NIGERIAN crossdresser, Okuneye Idris, also known as Bobrisky, has been transferred to the Force Criminal Investigation Department (FCID) Annex in Alagbon, Lagos State, where he spent Monday night in a cell.
According to Punch, the police are waiting for more instructions on his case.
They said he was brought to the FCID after being apprehended by the Nigeria Immigration Service (NIS) personnel while attempting to flee the country through the Seme border.
“He is in detention at the FCID, Alagbon. He was arrested on Sunday, detained overnight, and taken to the FCID, Alagbon, around 10 pm on Monday. He is still at the FCID,” a source told the newspaper.
The ICIR reported that the NIS confirmed Bobrisky’s arrest on Monday, October 21.
This development followed his increasing public scrutiny over recent controversies surrounding his six-month jail term at the Nigerian Correctional Service.
In a statement released on Monday, the NIS revealed that Bobrisky was arrested while attempting to flee Nigeria and was undergoing interrogation.
The statement emphasised that the social media influencer would be handed over to the appropriate authorities for further investigation.
Allegations by an activist, Martins Otse, known as VeryDarkMan, had surfaced online alleging that while serving his sentence for abusing the naira, Bobrisky had bribed some prison officials and others to enable him to stay outside the prison.
He was said to have bribed senior prison officers to give him undeserved privileges as a convict.
The allegations prompted the minister of interior, Olubunmi Tunji-Ojo, to set up an investigative panel chaired by the ministry’s permanent secretary, Magdalena Ajani.
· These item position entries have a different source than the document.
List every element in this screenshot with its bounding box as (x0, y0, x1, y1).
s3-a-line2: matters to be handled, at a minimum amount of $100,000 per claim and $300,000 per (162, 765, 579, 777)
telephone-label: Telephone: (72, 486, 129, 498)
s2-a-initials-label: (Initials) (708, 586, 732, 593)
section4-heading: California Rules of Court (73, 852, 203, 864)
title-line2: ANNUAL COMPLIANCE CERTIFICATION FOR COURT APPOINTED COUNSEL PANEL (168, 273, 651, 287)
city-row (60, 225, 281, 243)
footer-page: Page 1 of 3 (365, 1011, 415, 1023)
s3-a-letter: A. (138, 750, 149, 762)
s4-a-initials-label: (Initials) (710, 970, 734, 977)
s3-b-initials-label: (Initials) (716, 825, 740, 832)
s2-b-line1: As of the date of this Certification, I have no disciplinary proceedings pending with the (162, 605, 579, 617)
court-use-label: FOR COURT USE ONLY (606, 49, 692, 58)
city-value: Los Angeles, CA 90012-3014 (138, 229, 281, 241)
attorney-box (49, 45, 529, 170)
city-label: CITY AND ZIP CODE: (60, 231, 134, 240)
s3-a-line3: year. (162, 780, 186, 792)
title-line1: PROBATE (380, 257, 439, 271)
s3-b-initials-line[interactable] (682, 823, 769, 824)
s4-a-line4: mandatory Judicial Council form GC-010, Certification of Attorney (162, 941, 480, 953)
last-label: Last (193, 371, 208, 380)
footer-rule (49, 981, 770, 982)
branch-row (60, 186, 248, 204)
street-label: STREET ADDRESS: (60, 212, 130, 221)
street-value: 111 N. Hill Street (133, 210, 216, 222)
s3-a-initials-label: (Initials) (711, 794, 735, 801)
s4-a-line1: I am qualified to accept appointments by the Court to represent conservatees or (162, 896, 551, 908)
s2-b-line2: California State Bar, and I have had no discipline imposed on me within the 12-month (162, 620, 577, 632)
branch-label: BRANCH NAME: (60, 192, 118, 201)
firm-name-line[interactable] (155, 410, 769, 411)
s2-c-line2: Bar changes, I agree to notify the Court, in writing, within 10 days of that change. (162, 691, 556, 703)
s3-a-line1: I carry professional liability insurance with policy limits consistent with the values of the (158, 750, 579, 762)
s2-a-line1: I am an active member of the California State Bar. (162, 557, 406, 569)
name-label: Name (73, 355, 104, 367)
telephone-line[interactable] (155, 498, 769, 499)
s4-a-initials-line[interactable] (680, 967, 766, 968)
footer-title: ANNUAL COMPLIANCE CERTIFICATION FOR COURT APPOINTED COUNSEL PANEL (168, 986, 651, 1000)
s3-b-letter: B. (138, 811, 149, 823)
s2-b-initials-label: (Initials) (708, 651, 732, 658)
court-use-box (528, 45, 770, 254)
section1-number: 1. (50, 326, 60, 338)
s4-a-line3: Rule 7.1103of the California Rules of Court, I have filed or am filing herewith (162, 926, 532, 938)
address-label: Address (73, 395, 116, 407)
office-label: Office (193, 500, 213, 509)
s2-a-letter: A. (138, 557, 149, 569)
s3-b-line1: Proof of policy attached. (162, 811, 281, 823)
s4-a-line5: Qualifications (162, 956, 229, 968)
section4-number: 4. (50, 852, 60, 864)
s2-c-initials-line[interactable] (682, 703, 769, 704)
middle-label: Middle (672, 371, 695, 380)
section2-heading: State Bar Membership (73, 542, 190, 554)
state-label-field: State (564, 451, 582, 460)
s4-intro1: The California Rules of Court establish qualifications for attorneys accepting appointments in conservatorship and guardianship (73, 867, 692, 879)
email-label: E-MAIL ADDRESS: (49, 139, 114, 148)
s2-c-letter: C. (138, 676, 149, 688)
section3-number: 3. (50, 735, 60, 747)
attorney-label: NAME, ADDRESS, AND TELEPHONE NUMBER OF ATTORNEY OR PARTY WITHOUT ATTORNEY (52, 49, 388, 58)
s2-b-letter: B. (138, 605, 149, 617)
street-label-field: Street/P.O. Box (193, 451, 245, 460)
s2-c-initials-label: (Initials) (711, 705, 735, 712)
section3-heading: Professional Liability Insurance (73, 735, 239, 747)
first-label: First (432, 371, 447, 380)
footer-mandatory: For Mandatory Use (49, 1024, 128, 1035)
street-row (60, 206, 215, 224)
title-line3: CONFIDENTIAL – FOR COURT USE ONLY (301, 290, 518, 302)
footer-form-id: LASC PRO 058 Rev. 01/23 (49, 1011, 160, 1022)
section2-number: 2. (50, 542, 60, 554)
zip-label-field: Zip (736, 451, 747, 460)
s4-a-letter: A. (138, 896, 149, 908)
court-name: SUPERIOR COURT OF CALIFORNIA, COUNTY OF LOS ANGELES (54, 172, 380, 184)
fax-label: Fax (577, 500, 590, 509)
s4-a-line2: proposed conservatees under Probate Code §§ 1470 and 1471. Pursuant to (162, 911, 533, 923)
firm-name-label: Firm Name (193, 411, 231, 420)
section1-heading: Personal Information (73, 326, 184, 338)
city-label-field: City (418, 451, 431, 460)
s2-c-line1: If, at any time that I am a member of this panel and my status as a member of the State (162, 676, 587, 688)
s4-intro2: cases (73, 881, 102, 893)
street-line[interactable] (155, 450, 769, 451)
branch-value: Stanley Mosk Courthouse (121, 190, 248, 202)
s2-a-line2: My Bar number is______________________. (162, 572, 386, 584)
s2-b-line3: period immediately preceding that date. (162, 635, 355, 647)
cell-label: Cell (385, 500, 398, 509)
The panel stated that Bobrisky had access to special privileges during his incarceration, including a private cell, frequent visits, and access to electronic devices.
Reading the panel’s phase one report on Monday, the executive director and founder of Prisoners’ Rehabilitation and Welfare Action (PRAWA), Uju Agomoh, a member of the panel, said the panel found no evidence that Bobrisky slept outside the prison walls.
Agomoh stated that Okuneye enjoyed special privileges such as a single cell, frequent visits, access to a humidifier, fridge, television, a phone and many visits from his family members and friends.
However, she pointed out that moving Bobrisky from a medium facility to a maximum security facility as a first offender violated Section 164A and Section 164B of the Nigerian Correctional Service Act of 2019.